The real problem will occur when the FBI goes quiet. For at that point, it will probably indicate that they can either crack the encryption or that they have a backdoor into the device. That is the point when we should be concerned. It will also be the point where the market value of Google or Apple will fall at least a little, as more and more people realise that their data is no longer safe and start looking elsewhere. The FBI can then be pleased that they can take the credit for adversely affecting US businesses and the jobs market. Undoubtedly, they will claim that a child has been saved or that a terrorist has been defeated without ever giving sufficient details for the statement to be proven. And so it will go on....
(Score: 2) by mcgrew on Wednesday December 03 2014, @03:14PM
Why are you people submitting stories linked to an entertainment site? What's wrong with techdirt [techdirt.com] or one of the myriad respectable news outlets? [google.com]
The Register is NOT a reliable source of news.
Ars [arstechnica.com] has a very good writeup on it.
And that, kids, is what's wrong with the buzzard. The Register is Britain's tech National Enquirer.
mcgrewbooks.com mcgrew.info nooze.org
(Score: 1) by Fauxlosopher on Wednesday December 03 2014, @07:54PM
The Register [theregister.co.uk] has been in my news source rotation for years, and not once do I recall that one of their news stories could be described as "unreliable" in that the premise of the story was later found out to be out of the norm for more straight-laced news sources.

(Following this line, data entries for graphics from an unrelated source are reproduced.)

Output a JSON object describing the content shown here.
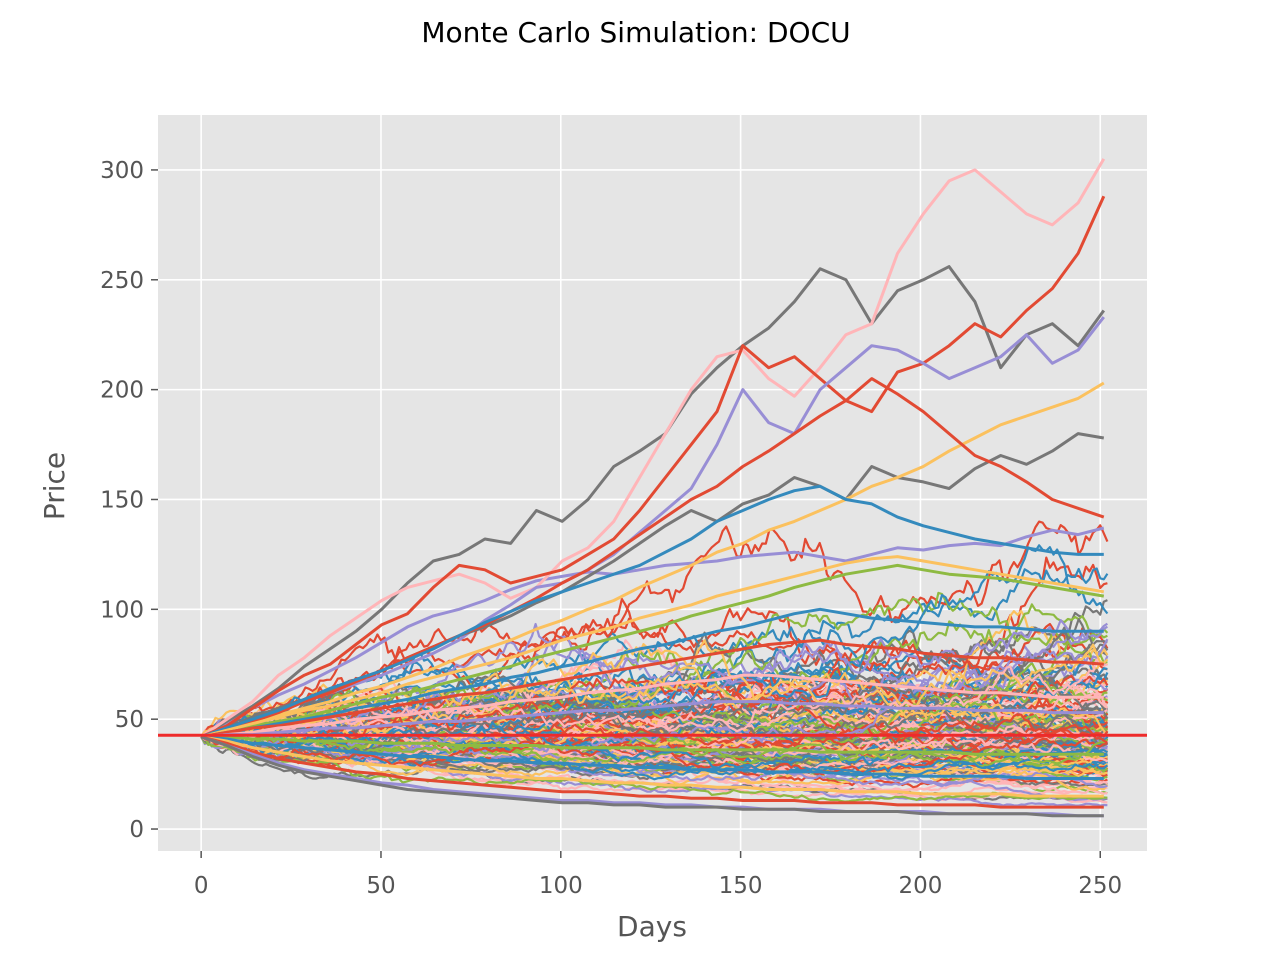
{
  "chart_data": {
    "type": "line",
    "title": "Monte Carlo Simulation: DOCU",
    "xlabel": "Days",
    "ylabel": "Price",
    "xlim": [
      -12,
      263
    ],
    "ylim": [
      -10,
      325
    ],
    "xticks": [
      0,
      50,
      100,
      150,
      200,
      250
    ],
    "yticks": [
      0,
      50,
      100,
      150,
      200,
      250,
      300
    ],
    "grid": true,
    "legend": "none",
    "reference_line": {
      "y": 42.7,
      "color": "#ee2b2b"
    },
    "palette": [
      "#e24a33",
      "#348abd",
      "#988ed5",
      "#777777",
      "#fbc15e",
      "#8eba42",
      "#ffb5b8"
    ],
    "series": [
      {
        "values": [
          42,
          48,
          55,
          61,
          66,
          72,
          78,
          85,
          92,
          97,
          100,
          104,
          109,
          113,
          115,
          117,
          116,
          118,
          120,
          121,
          122,
          124,
          125,
          126,
          124,
          122,
          125,
          128,
          127,
          129,
          130,
          129,
          133,
          136,
          134,
          137
        ],
        "color": "#988ed5"
      },
      {
        "values": [
          42,
          49,
          56,
          64,
          74,
          82,
          90,
          100,
          112,
          122,
          125,
          132,
          130,
          145,
          140,
          150,
          165,
          172,
          180,
          198,
          210,
          220,
          228,
          240,
          255,
          250,
          230,
          245,
          250,
          256,
          240,
          210,
          225,
          230,
          220,
          236
        ],
        "color": "#777777"
      },
      {
        "values": [
          42,
          50,
          58,
          70,
          78,
          88,
          96,
          104,
          110,
          113,
          116,
          112,
          105,
          110,
          122,
          128,
          140,
          160,
          180,
          200,
          215,
          218,
          205,
          197,
          210,
          225,
          230,
          262,
          280,
          295,
          300,
          290,
          280,
          275,
          285,
          305
        ],
        "color": "#ffb5b8"
      },
      {
        "values": [
          42,
          47,
          55,
          63,
          70,
          75,
          84,
          93,
          98,
          110,
          120,
          118,
          112,
          115,
          118,
          125,
          132,
          145,
          160,
          175,
          190,
          220,
          210,
          215,
          205,
          195,
          190,
          208,
          212,
          220,
          230,
          224,
          236,
          246,
          262,
          288
        ],
        "color": "#e24a33"
      },
      {
        "values": [
          42,
          46,
          50,
          55,
          58,
          62,
          66,
          70,
          75,
          80,
          86,
          95,
          102,
          110,
          112,
          118,
          125,
          135,
          145,
          155,
          175,
          200,
          185,
          180,
          200,
          210,
          220,
          218,
          212,
          205,
          210,
          215,
          225,
          212,
          218,
          233
        ],
        "color": "#988ed5"
      },
      {
        "values": [
          42,
          46,
          51,
          55,
          59,
          63,
          68,
          72,
          78,
          83,
          88,
          92,
          97,
          103,
          108,
          115,
          122,
          130,
          138,
          145,
          140,
          148,
          152,
          160,
          156,
          150,
          165,
          160,
          158,
          155,
          164,
          170,
          166,
          172,
          180,
          178
        ],
        "color": "#777777"
      },
      {
        "values": [
          42,
          45,
          49,
          52,
          55,
          58,
          62,
          65,
          69,
          73,
          78,
          82,
          86,
          91,
          95,
          100,
          104,
          110,
          115,
          120,
          126,
          130,
          136,
          140,
          145,
          150,
          156,
          160,
          165,
          172,
          178,
          184,
          188,
          192,
          196,
          203
        ],
        "color": "#fbc15e"
      },
      {
        "values": [
          42,
          45,
          49,
          53,
          58,
          62,
          67,
          72,
          78,
          83,
          88,
          93,
          99,
          105,
          112,
          118,
          126,
          134,
          142,
          150,
          156,
          165,
          172,
          180,
          188,
          195,
          205,
          198,
          190,
          180,
          170,
          165,
          158,
          150,
          146,
          142
        ],
        "color": "#e24a33"
      },
      {
        "values": [
          42,
          46,
          50,
          54,
          59,
          64,
          68,
          72,
          77,
          82,
          88,
          94,
          99,
          104,
          108,
          112,
          116,
          120,
          126,
          132,
          140,
          145,
          150,
          154,
          156,
          150,
          148,
          142,
          138,
          135,
          132,
          130,
          128,
          126,
          125,
          125
        ],
        "color": "#348abd"
      },
      {
        "values": [
          42,
          44,
          47,
          49,
          51,
          54,
          57,
          60,
          62,
          65,
          68,
          71,
          74,
          78,
          81,
          84,
          87,
          90,
          93,
          97,
          100,
          103,
          106,
          110,
          113,
          116,
          118,
          120,
          118,
          116,
          115,
          114,
          112,
          110,
          108,
          106
        ],
        "color": "#8eba42"
      },
      {
        "values": [
          42,
          45,
          48,
          51,
          54,
          56,
          59,
          62,
          66,
          69,
          72,
          75,
          78,
          82,
          86,
          89,
          92,
          96,
          99,
          102,
          106,
          109,
          112,
          115,
          118,
          121,
          123,
          124,
          122,
          120,
          118,
          116,
          114,
          112,
          110,
          108
        ],
        "color": "#fbc15e"
      },
      {
        "values": [
          42,
          44,
          46,
          48,
          50,
          52,
          55,
          57,
          59,
          62,
          64,
          66,
          69,
          71,
          74,
          76,
          79,
          82,
          84,
          87,
          90,
          92,
          95,
          98,
          100,
          98,
          96,
          95,
          94,
          93,
          92,
          92,
          91,
          90,
          90,
          90
        ],
        "color": "#348abd"
      },
      {
        "values": [
          42,
          44,
          46,
          47,
          49,
          51,
          53,
          55,
          57,
          59,
          61,
          62,
          64,
          66,
          68,
          70,
          72,
          74,
          76,
          78,
          80,
          82,
          84,
          85,
          86,
          84,
          83,
          82,
          80,
          79,
          78,
          78,
          77,
          76,
          76,
          75
        ],
        "color": "#e24a33"
      },
      {
        "values": [
          42,
          43,
          44,
          46,
          47,
          48,
          50,
          51,
          52,
          54,
          55,
          56,
          58,
          59,
          60,
          62,
          63,
          64,
          66,
          67,
          68,
          70,
          70,
          69,
          68,
          67,
          66,
          65,
          64,
          63,
          62,
          62,
          61,
          60,
          60,
          60
        ],
        "color": "#ffb5b8"
      },
      {
        "values": [
          42,
          43,
          43,
          44,
          45,
          46,
          46,
          47,
          48,
          49,
          49,
          50,
          51,
          52,
          53,
          54,
          54,
          55,
          56,
          57,
          58,
          58,
          58,
          57,
          57,
          56,
          56,
          55,
          55,
          55,
          54,
          54,
          54,
          53,
          53,
          53
        ],
        "color": "#988ed5"
      },
      {
        "values": [
          42,
          42,
          41,
          41,
          40,
          40,
          40,
          39,
          39,
          39,
          38,
          38,
          38,
          38,
          37,
          37,
          37,
          37,
          36,
          36,
          36,
          36,
          36,
          36,
          35,
          35,
          35,
          35,
          35,
          35,
          34,
          34,
          34,
          34,
          34,
          34
        ],
        "color": "#8eba42"
      },
      {
        "values": [
          42,
          41,
          39,
          38,
          37,
          36,
          35,
          34,
          33,
          33,
          32,
          31,
          31,
          30,
          30,
          29,
          29,
          28,
          28,
          27,
          27,
          27,
          26,
          26,
          26,
          25,
          25,
          25,
          24,
          24,
          24,
          24,
          23,
          23,
          23,
          23
        ],
        "color": "#348abd"
      },
      {
        "values": [
          42,
          40,
          37,
          35,
          33,
          31,
          30,
          29,
          28,
          27,
          26,
          25,
          24,
          23,
          23,
          22,
          21,
          21,
          20,
          20,
          19,
          19,
          18,
          18,
          18,
          17,
          17,
          17,
          16,
          16,
          16,
          16,
          15,
          15,
          15,
          15
        ],
        "color": "#fbc15e"
      },
      {
        "values": [
          42,
          39,
          35,
          32,
          30,
          28,
          26,
          25,
          23,
          22,
          21,
          20,
          19,
          18,
          17,
          17,
          16,
          15,
          15,
          14,
          14,
          13,
          13,
          13,
          12,
          12,
          12,
          11,
          11,
          11,
          11,
          10,
          10,
          10,
          10,
          10
        ],
        "color": "#e24a33"
      },
      {
        "values": [
          42,
          38,
          34,
          30,
          27,
          25,
          23,
          21,
          20,
          18,
          17,
          16,
          15,
          14,
          13,
          13,
          12,
          12,
          11,
          11,
          10,
          10,
          9,
          9,
          9,
          8,
          8,
          8,
          8,
          7,
          7,
          7,
          7,
          7,
          6,
          6
        ],
        "color": "#988ed5"
      },
      {
        "values": [
          42,
          38,
          33,
          29,
          26,
          24,
          22,
          20,
          18,
          17,
          16,
          15,
          14,
          13,
          12,
          12,
          11,
          11,
          10,
          10,
          10,
          9,
          9,
          9,
          8,
          8,
          8,
          8,
          7,
          7,
          7,
          7,
          7,
          6,
          6,
          6
        ],
        "color": "#777777"
      }
    ]
  }
}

What is your basis for describing El Reg as "unreliable"? The tenor of delivery does not negate the veracity of facts presented, and El Reg's content is something I'd describe as informative and entertaining.
(Score: 2) by aristarchus on Thursday December 04 2014, @11:11AM
What is your basis for describing El Reg as "unreliable"? The tenor of delivery does not negate the veracity of facts presented,
They do refer to "boffins" a rather lot, and that bothers me because I am not really sure what "boffins" are. Same goes for "bullocks", though I do remember hearing that term in the movie "V for Vendetta". Is it an Anonymous thing?
(Score: 2) by mcgrew on Thursday December 04 2014, @02:42PM
There have been provocative articles posted here that linked a story from there, and other sources show that they leave out important facts that show that the real story isn't provocative at all. They make Fox News look respectable.
mcgrewbooks.com mcgrew.info nooze.org
(Score: 1) by Fauxlosopher on Thursday December 04 2014, @07:53PM
One or more specific examples of The Register publishing a story that leaves out well-known facts or otherwise blatantly manipulates the known information in order to deceive the reader would be appreciated. Even as a current fan of El Reg, I cannot abide intentional deception.
El Reg is a biased news source. EVERY news source is biased, even the few that make honest attempts to be impartial; that alone does not imply deceit. Deceit, on the other hand, is absolutely cause to reject an information source, as well as cause to spread the word to convince others to reject the exposed liars.
(Score: 0) by Anonymous Coward on Thursday December 04 2014, @02:14AM
Since when do these devices require long pass phrases. For numbers, anything less than 12 digits is trivial to brute force. If you lock your phone with 6 or 8 digits, then it's only non-accessible to the casual person picking it up, nothing else.
(Score: 2) by urza9814 on Thursday December 04 2014, @05:27PM
When I set the encryption on my Android device, it explicitly prohibited using the number pad for the encryption code. Only option was alphanumeric (I suppose you don't HAVE to use letters, but you do have to use a full keyboard so you might as well...), and I believe 8 characters was the minimum (I use 14).